In truth, it’s a very “theatre” way of going about things, and easily done on stage: film-makers have often struggled to establish the level of detail a cinematic rendering requires.
That’s not the case here. Coriolanus, of course, is originally set in pre-imperial Rome: the drama turns on Coriolanus’s refusal to court the favour of the Roman people after a string of military successes sees him propelled toward election as a consul – only for political machinations to see him expelled from the city, and to trigger a lust for revenge on Rome. This would seem a natural fit for Fiennes and writer John Logan’s transposition of the action to a modern state racked by civil war and political infighting. Fiennes, and his cinematographer Barry Ackroyd (fresh from The Hurt Locker), pull off some frankly shattering combat scenes, as Fiennes’s Coriolanus leads his men in a room-by-room firefight with Gerard Butler’s Aufidius. Butler, a tough, beefy presence, is at his lowering best during a memorably nasty sequence in which a prisoner of war is consigned to a gruesome underground torture chamber.

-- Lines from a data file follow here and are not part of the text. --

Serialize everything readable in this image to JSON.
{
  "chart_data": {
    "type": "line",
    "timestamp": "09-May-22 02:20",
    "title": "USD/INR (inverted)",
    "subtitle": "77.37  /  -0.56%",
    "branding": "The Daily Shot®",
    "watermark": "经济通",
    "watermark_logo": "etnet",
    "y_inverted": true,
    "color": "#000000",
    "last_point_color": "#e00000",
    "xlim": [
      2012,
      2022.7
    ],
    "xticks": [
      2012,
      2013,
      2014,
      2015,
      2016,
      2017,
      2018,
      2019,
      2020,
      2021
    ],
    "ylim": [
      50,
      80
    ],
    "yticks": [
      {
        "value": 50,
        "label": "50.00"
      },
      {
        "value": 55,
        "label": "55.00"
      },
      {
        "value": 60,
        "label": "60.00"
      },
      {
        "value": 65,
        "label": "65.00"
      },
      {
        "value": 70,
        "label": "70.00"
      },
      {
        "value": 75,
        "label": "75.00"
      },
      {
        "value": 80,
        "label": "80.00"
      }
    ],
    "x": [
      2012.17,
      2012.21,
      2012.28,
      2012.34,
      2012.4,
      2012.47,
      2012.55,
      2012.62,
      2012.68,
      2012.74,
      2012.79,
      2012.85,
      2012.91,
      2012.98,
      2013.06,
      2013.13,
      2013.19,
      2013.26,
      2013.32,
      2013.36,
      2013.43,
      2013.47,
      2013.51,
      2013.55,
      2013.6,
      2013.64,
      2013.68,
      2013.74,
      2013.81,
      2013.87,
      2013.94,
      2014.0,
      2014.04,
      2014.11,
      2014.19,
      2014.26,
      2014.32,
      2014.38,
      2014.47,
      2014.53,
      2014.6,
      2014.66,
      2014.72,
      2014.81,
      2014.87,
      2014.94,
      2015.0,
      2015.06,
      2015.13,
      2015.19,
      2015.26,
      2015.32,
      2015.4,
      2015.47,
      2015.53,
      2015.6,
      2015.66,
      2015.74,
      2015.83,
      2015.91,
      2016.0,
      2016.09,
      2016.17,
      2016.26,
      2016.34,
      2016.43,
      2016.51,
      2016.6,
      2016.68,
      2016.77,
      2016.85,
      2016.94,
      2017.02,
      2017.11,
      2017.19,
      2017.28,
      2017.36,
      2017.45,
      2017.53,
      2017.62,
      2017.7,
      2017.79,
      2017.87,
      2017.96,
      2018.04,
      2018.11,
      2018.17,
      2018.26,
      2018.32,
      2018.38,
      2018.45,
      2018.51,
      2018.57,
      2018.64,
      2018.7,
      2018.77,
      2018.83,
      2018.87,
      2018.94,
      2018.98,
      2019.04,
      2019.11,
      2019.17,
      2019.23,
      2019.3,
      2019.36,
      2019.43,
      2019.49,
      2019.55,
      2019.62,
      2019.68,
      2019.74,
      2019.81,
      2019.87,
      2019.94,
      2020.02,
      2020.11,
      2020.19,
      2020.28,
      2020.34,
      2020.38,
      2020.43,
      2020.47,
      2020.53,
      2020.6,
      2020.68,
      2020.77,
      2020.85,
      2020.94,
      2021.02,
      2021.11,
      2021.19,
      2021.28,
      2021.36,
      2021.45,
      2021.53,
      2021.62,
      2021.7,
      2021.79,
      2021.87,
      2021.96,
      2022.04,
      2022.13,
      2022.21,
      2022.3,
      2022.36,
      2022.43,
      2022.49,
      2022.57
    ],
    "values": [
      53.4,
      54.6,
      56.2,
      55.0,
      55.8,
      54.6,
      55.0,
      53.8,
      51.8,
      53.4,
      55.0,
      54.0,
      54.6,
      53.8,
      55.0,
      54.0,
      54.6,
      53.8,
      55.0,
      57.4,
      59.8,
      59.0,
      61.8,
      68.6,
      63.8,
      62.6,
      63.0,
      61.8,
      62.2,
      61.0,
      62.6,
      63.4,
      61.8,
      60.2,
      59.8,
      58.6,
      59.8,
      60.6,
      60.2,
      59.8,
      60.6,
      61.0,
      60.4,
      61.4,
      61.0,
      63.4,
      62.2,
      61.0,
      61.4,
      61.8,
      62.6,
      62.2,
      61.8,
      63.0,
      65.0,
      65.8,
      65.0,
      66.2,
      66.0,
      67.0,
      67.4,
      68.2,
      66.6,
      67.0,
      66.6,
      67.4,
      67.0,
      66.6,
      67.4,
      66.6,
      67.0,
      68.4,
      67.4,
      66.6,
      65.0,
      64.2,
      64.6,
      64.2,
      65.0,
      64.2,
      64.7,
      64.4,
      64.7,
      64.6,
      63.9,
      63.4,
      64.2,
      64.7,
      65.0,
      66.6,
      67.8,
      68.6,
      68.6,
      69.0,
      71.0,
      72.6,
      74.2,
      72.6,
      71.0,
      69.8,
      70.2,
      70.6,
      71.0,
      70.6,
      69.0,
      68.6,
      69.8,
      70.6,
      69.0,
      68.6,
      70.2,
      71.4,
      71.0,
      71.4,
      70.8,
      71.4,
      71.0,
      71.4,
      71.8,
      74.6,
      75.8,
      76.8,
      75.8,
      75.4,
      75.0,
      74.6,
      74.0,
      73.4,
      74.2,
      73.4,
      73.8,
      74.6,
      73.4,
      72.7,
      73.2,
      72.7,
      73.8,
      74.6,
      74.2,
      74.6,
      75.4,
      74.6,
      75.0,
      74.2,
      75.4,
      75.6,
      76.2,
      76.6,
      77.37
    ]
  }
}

But the great strength of Fiennes’s film is simply its clarity and intelligence. He’s clearly paid a great deal of detailed attention to how the narrative and the interplay of character is to work – vital in Shakespeare films that can easily get bogged down in versification. No doubt he’s helped by the plainness of much of Coriolanus’s language, which means there is less precious material that can’t be cut. Some of the storytelling devices are a little flip – there are regular Sky News-style video inserts that don’t do the film’s seriousness any favours – but they don’t disrupt the careful geometry of action that Fiennes sets out.
It also means that, as a performance, his Coriolanus doesn’t hog attention, even though he’s the focus of the action. He has, understandably, given himself some eye-catching scenes: head drenched in blood during his fights, and pacing the halls of government buildings in an agony of resentment at the demands of the population. But Fiennes has exercised commendable restraint, allowing others to shine too. He can congratulate himself that his first film as a director is a fine achievement.